Iranian cyberspies target thousands of organizations with password spray attacks
For a subset of compromised accounts, the attackers used AzureHound and ROADtools, two open-source frameworks that can be used to conduct reconnaissance in Microsoft Entra ID (formerly Azure Active Directory) environments by interacting with the Microsoft Graph and REST APIs with the goal of exfiltrating data of interest from a victim’s cloud account.
“AzureHound and Roadtools have functionality that is used by defenders, red teams, and adversaries,” Microsoft said in its report. “The same features that make these tools useful to legitimate users, like pre-built capabilities to explore and seamlessly dump data in a single database, also make these tools attractive options for adversaries seeking information about or from a target’s environment.”

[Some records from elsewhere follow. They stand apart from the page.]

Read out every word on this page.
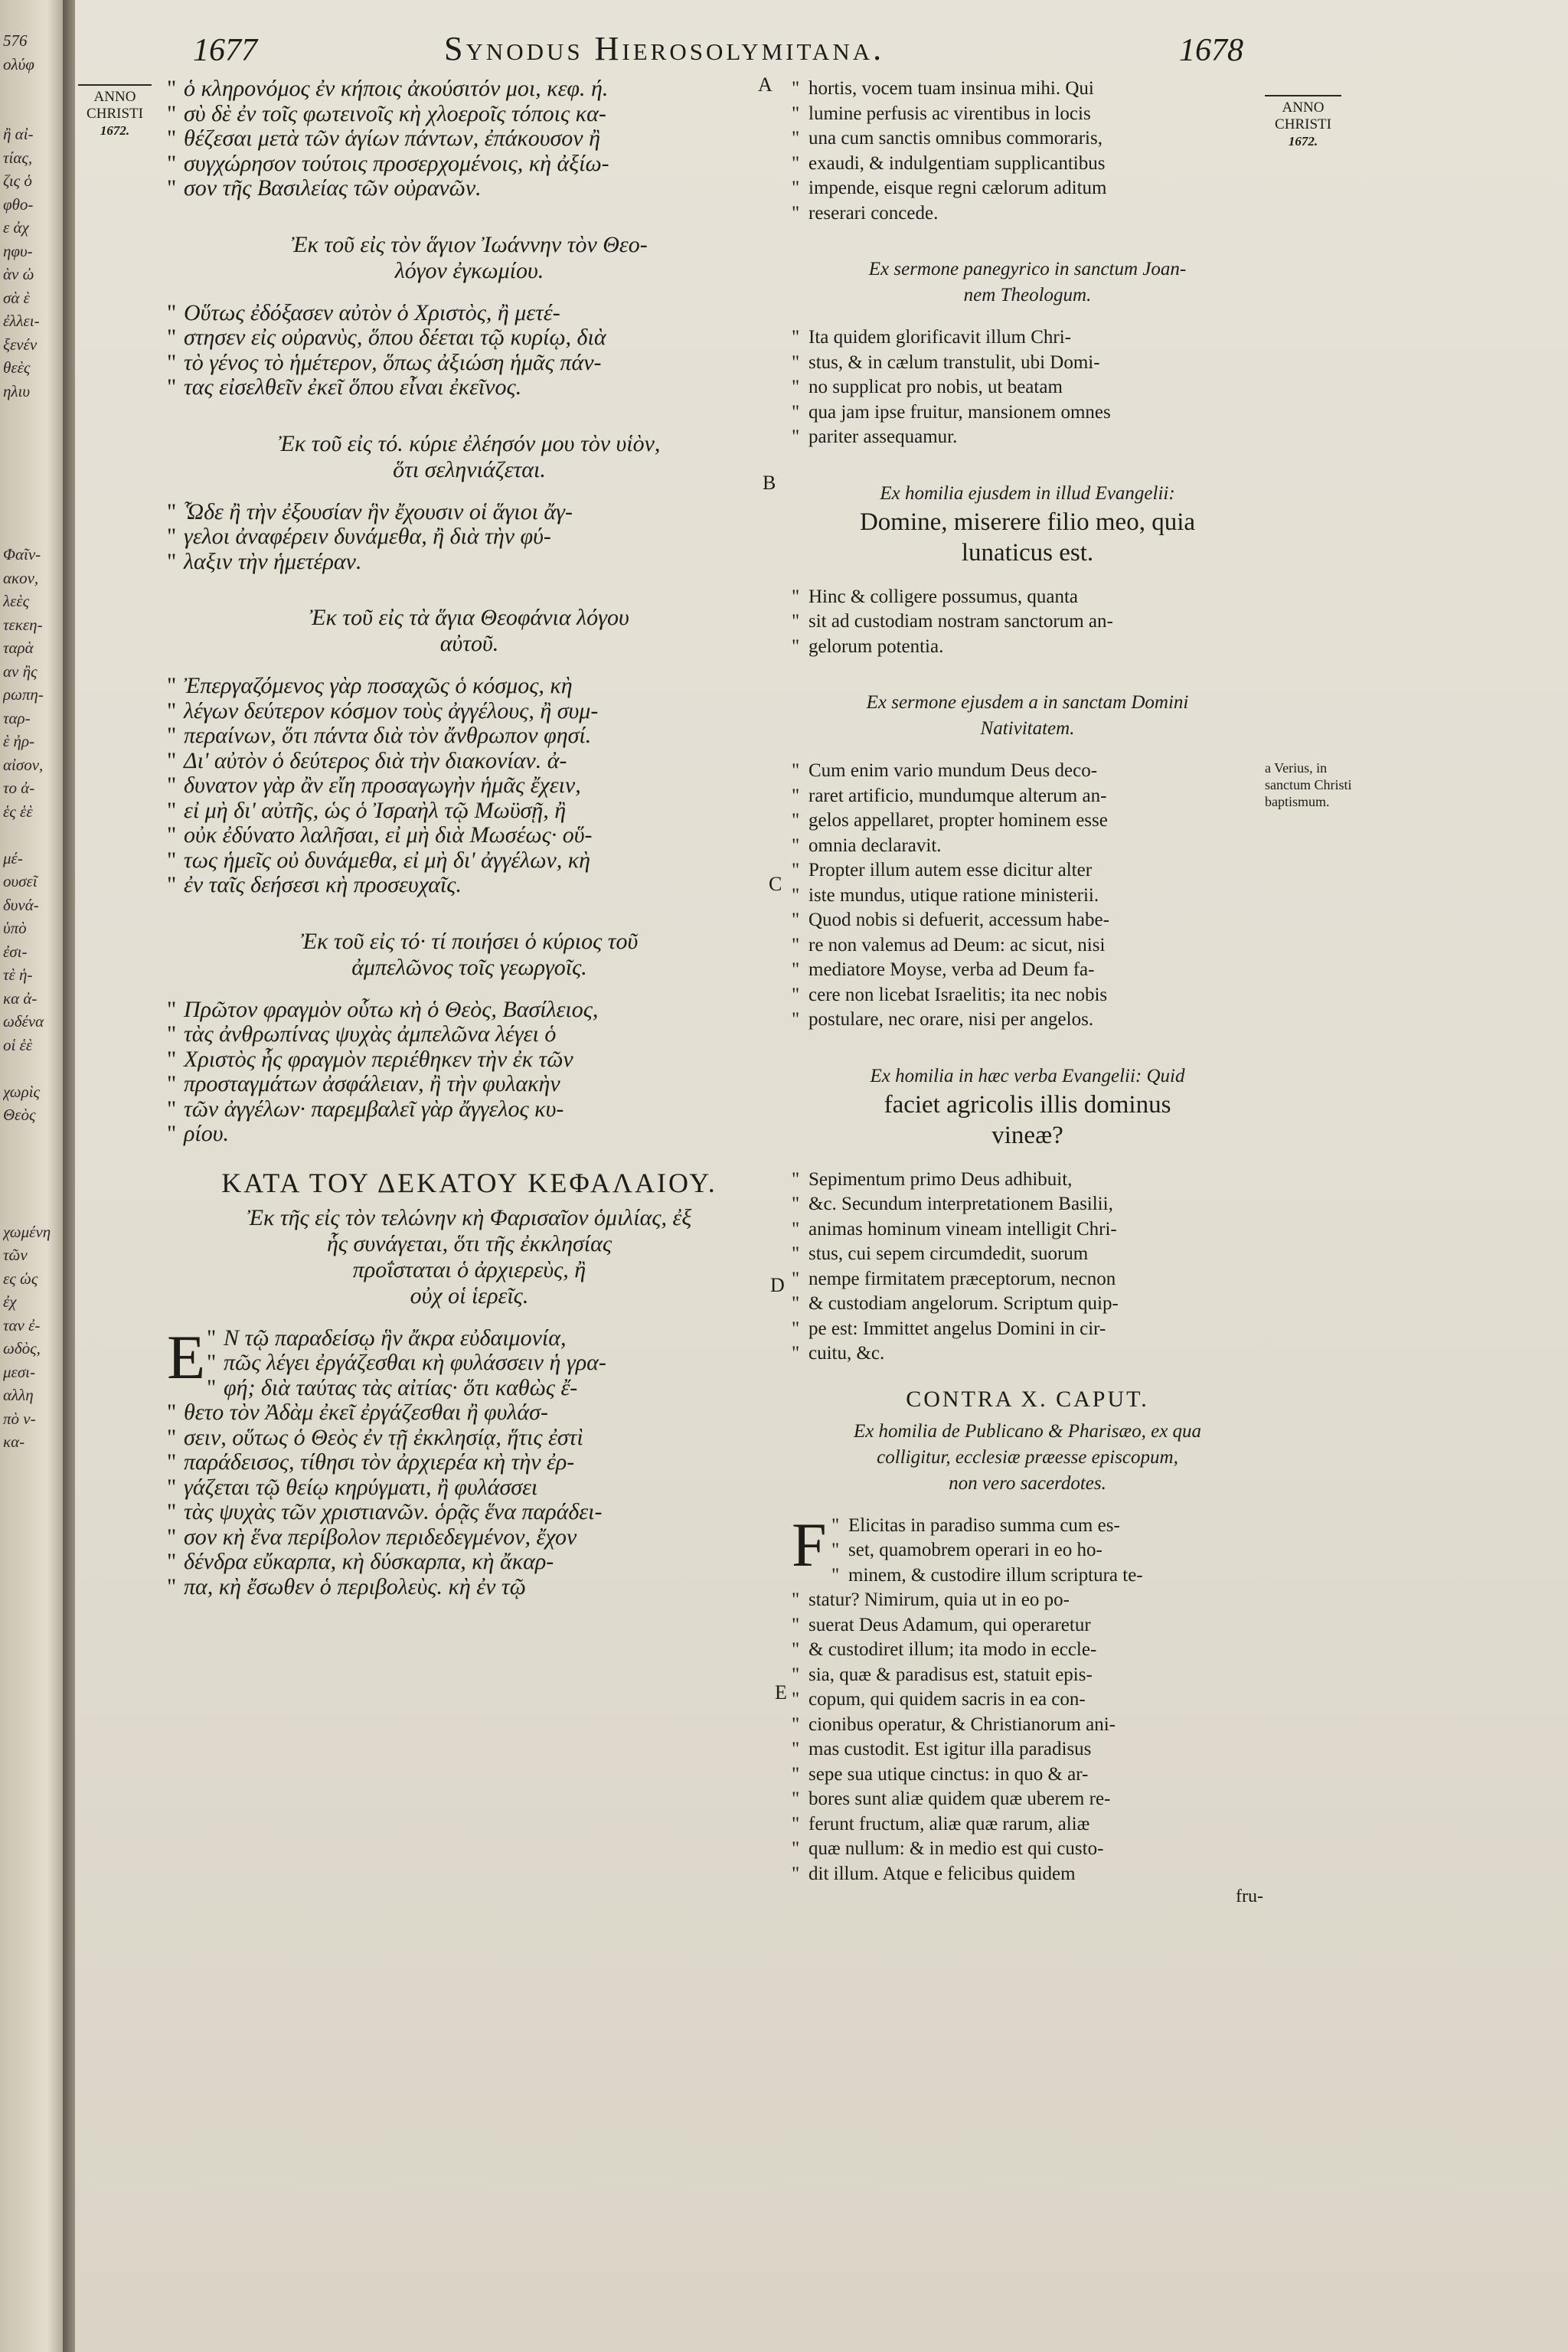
576
ολύφ

ἢ αἰ-
τίας,
ζις ὁ
φθο-
ε ἀχ
ηφυ-
ὰν ὠ
σὰ ὲ
ἐλλει-
ξενέν
θεὲς
ηλιυ

Φαῖν-
ακον,
λεὲς
τεκεη-
ταρὰ
αν ἢς
ρωπη-
ταρ-
ὲ ἠρ-
αἰσον,
το ἀ-
ἑς ἑὲ

μέ-
ουσεῖ
δυνά-
ὑπὸ
ἐσι-
τὲ ἡ-
κα ἀ-
ωδένα
οἱ ἑὲ

χωρὶς
Θεὸς

χωμένη
τῶν
ες ὡς
ἐχ
ταν ἐ-
ωδὸς,
μεσι-
αλλη
πὸ ν-
κα-
1677	Synodus Hierosolymitana.	1678
ANNO
CHRISTI
1672.
ANNO
CHRISTI
1672.
A
B
C
D
E
a Verius, in sanctum Christi baptismum.
" ὁ κληρονόμος ἐν κήποις ἀκούσιτόν μοι, κεφ. ή.
" σὺ δὲ ἐν τοῖς φωτεινοῖς κὴ χλοεροῖς τόποις κα-
" θέζεσαι μετὰ τῶν ἁγίων πάντων, ἐπάκουσον ἢ
" συγχώρησον τούτοις προσερχομένοις, κὴ ἀξίω-
" σον τῆς Βασιλείας τῶν οὐρανῶν.
Ἐκ τοῦ εἰς τὸν ἅγιον Ἰωάννην τὸν Θεο-
λόγον ἐγκωμίου.
" Οὕτως ἐδόξασεν αὐτὸν ὁ Χριστὸς, ἢ μετέ-
" στησεν εἰς οὐρανὺς, ὅπου δέεται τῷ κυρίῳ, διὰ
" τὸ γένος τὸ ἡμέτερον, ὅπως ἀξιώση ἡμᾶς πάν-
" τας εἰσελθεῖν ἐκεῖ ὅπου εἶναι ἐκεῖνος.
Ἐκ τοῦ εἰς τό. κύριε ἐλέησόν μου τὸν υἱὸν,
ὅτι σεληνιάζεται.
" Ὧδε ἢ τὴν ἐξουσίαν ἣν ἔχουσιν οἱ ἅγιοι ἄγ-
" γελοι ἀναφέρειν δυνάμεθα, ἢ διὰ τὴν φύ-
" λαξιν τὴν ἡμετέραν.
Ἐκ τοῦ εἰς τὰ ἅγια Θεοφάνια λόγου
αὐτοῦ.
" Ἐπεργαζόμενος γὰρ ποσαχῶς ὁ κόσμος, κὴ
" λέγων δεύτερον κόσμον τοὺς ἀγγέλους, ἢ συμ-
" περαίνων, ὅτι πάντα διὰ τὸν ἄνθρωπον φησί.
" Δι' αὐτὸν ὁ δεύτερος διὰ τὴν διακονίαν. ἀ-
" δυνατον γὰρ ἂν εἴη προσαγωγὴν ἡμᾶς ἔχειν,
" εἰ μὴ δι' αὐτῆς, ὡς ὁ Ἰσραὴλ τῷ Μωϋσῇ, ἢ
" οὐκ ἐδύνατο λαλῆσαι, εἰ μὴ διὰ Μωσέως· οὕ-
" τως ἡμεῖς οὐ δυνάμεθα, εἰ μὴ δι' ἀγγέλων, κὴ
" ἐν ταῖς δεήσεσι κὴ προσευχαῖς.
Ἐκ τοῦ εἰς τό· τί ποιήσει ὁ κύριος τοῦ
ἀμπελῶνος τοῖς γεωργοῖς.
" Πρῶτον φραγμὸν οὗτω κὴ ὁ Θεὸς, Βασίλειος,
" τὰς ἀνθρωπίνας ψυχὰς ἀμπελῶνα λέγει ὁ
" Χριστὸς ἧς φραγμὸν περιέθηκεν τὴν ἐκ τῶν
" προσταγμάτων ἀσφάλειαν, ἢ τὴν φυλακὴν
" τῶν ἀγγέλων· παρεμβαλεῖ γὰρ ἄγγελος κυ-
" ρίου.
ΚΑΤΑ ΤΟΥ ΔΕΚΑΤΟΥ ΚΕΦΑΛΑΙΟΥ.
Ἐκ τῆς εἰς τὸν τελώνην κὴ Φαρισαῖον ὁμιλίας, ἐξ
ἧς συνάγεται, ὅτι τῆς ἐκκλησίας
προΐσταται ὁ ἀρχιερεὺς, ἢ
οὐχ οἱ ἱερεῖς.
Ε " Ν τῷ παραδείσῳ ἣν ἄκρα εὐδαιμονία,
" πῶς λέγει ἐργάζεσθαι κὴ φυλάσσειν ἡ γρα-
" φή; διὰ ταύτας τὰς αἰτίας· ὅτι καθὼς ἔ-
" θετο τὸν Ἀδὰμ ἐκεῖ ἐργάζεσθαι ἢ φυλάσ-
" σειν, οὕτως ὁ Θεὸς ἐν τῇ ἐκκλησίᾳ, ἥτις ἐστὶ
" παράδεισος, τίθησι τὸν ἀρχιερέα κὴ τὴν ἐρ-
" γάζεται τῷ θείῳ κηρύγματι, ἢ φυλάσσει
" τὰς ψυχὰς τῶν χριστιανῶν. ὁρᾷς ἕνα παράδει-
" σον κὴ ἕνα περίβολον περιδεδεγμένον, ἔχον
" δένδρα εὔκαρπα, κὴ δύσκαρπα, κὴ ἄκαρ-
" πα, κὴ ἔσωθεν ὁ περιβολεὺς. κὴ ἐν τῷ
" hortis, vocem tuam insinua mihi. Qui
" lumine perfusis ac virentibus in locis
" una cum sanctis omnibus commoraris,
" exaudi, & indulgentiam supplicantibus
" impende, eisque regni cælorum aditum
" reserari concede.
Ex sermone panegyrico in sanctum Joan-
nem Theologum.
" Ita quidem glorificavit illum Chri-
" stus, & in cælum transtulit, ubi Domi-
" no supplicat pro nobis, ut beatam
" qua jam ipse fruitur, mansionem omnes
" pariter assequamur.
Ex homilia ejusdem in illud Evangelii:
Domine, miserere filio meo, quia
lunaticus est.
" Hinc & colligere possumus, quanta
" sit ad custodiam nostram sanctorum an-
" gelorum potentia.
Ex sermone ejusdem a in sanctam Domini
Nativitatem.
" Cum enim vario mundum Deus deco-
" raret artificio, mundumque alterum an-
" gelos appellaret, propter hominem esse
" omnia declaravit.
" Propter illum autem esse dicitur alter
" iste mundus, utique ratione ministerii.
" Quod nobis si defuerit, accessum habe-
" re non valemus ad Deum: ac sicut, nisi
" mediatore Moyse, verba ad Deum fa-
" cere non licebat Israelitis; ita nec nobis
" postulare, nec orare, nisi per angelos.
Ex homilia in hæc verba Evangelii: Quid
faciet agricolis illis dominus
vineæ?
" Sepimentum primo Deus adhibuit,
" &c. Secundum interpretationem Basilii,
" animas hominum vineam intelligit Chri-
" stus, cui sepem circumdedit, suorum
" nempe firmitatem præceptorum, necnon
" & custodiam angelorum. Scriptum quip-
" pe est: Immittet angelus Domini in cir-
" cuitu, &c.
CONTRA X. CAPUT.
Ex homilia de Publicano & Pharisæo, ex qua
colligitur, ecclesiæ præesse episcopum,
non vero sacerdotes.
F " Elicitas in paradiso summa cum es-
" set, quamobrem operari in eo ho-
" minem, & custodire illum scriptura te-
" statur? Nimirum, quia ut in eo po-
" suerat Deus Adamum, qui operaretur
" & custodiret illum; ita modo in eccle-
" sia, quæ & paradisus est, statuit epis-
" copum, qui quidem sacris in ea con-
" cionibus operatur, & Christianorum ani-
" mas custodit. Est igitur illa paradisus
" sepe sua utique cinctus: in quo & ar-
" bores sunt aliæ quidem quæ uberem re-
" ferunt fructum, aliæ quæ rarum, aliæ
" quæ nullum: & in medio est qui custo-
" dit illum. Atque e felicibus quidem
fru-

To achieve persistence, the attackers set up new Azure subscriptions on victims’ tenants, which were used to establish command-and-control communication with infrastructure operated by the group. They also installed the Azure Arc client on devices in compromised environments and connected it to an Azure subscription they controlled, giving them remote control capabilities over those devices. Azure Arc is a capability that allows the remote management of Windows and Linux systems in an Azure AD environment.
Other post-compromise tools and techniques
After achieving persistence, the Peach Sandstorm attackers deployed a variety of publicly available and custom tools, including AnyDesk, a commercial remote monitoring and management (RMM) tool, and EagleRelay, a custom traffic tunneling tool that the attackers deployed on newly created virtual machines in victim environments.
Other techniques employed by the group include abuse of the remote desktop protocol (RDP), executing malicious code by performing DLL hijacking with a legitimate VMWare executable and launching a Golden SAML attack.
“In a Golden SAML attack, an adversary steals private keys from a target’s on-premises Active Directory Federated Services (AD FS) server and uses the stolen keys to mint a SAML token trusted by a target’s Microsoft 365 environment,” Microsoft said. “If successful, a threat actor could bypass AD FS authentication and access federated services as any user.”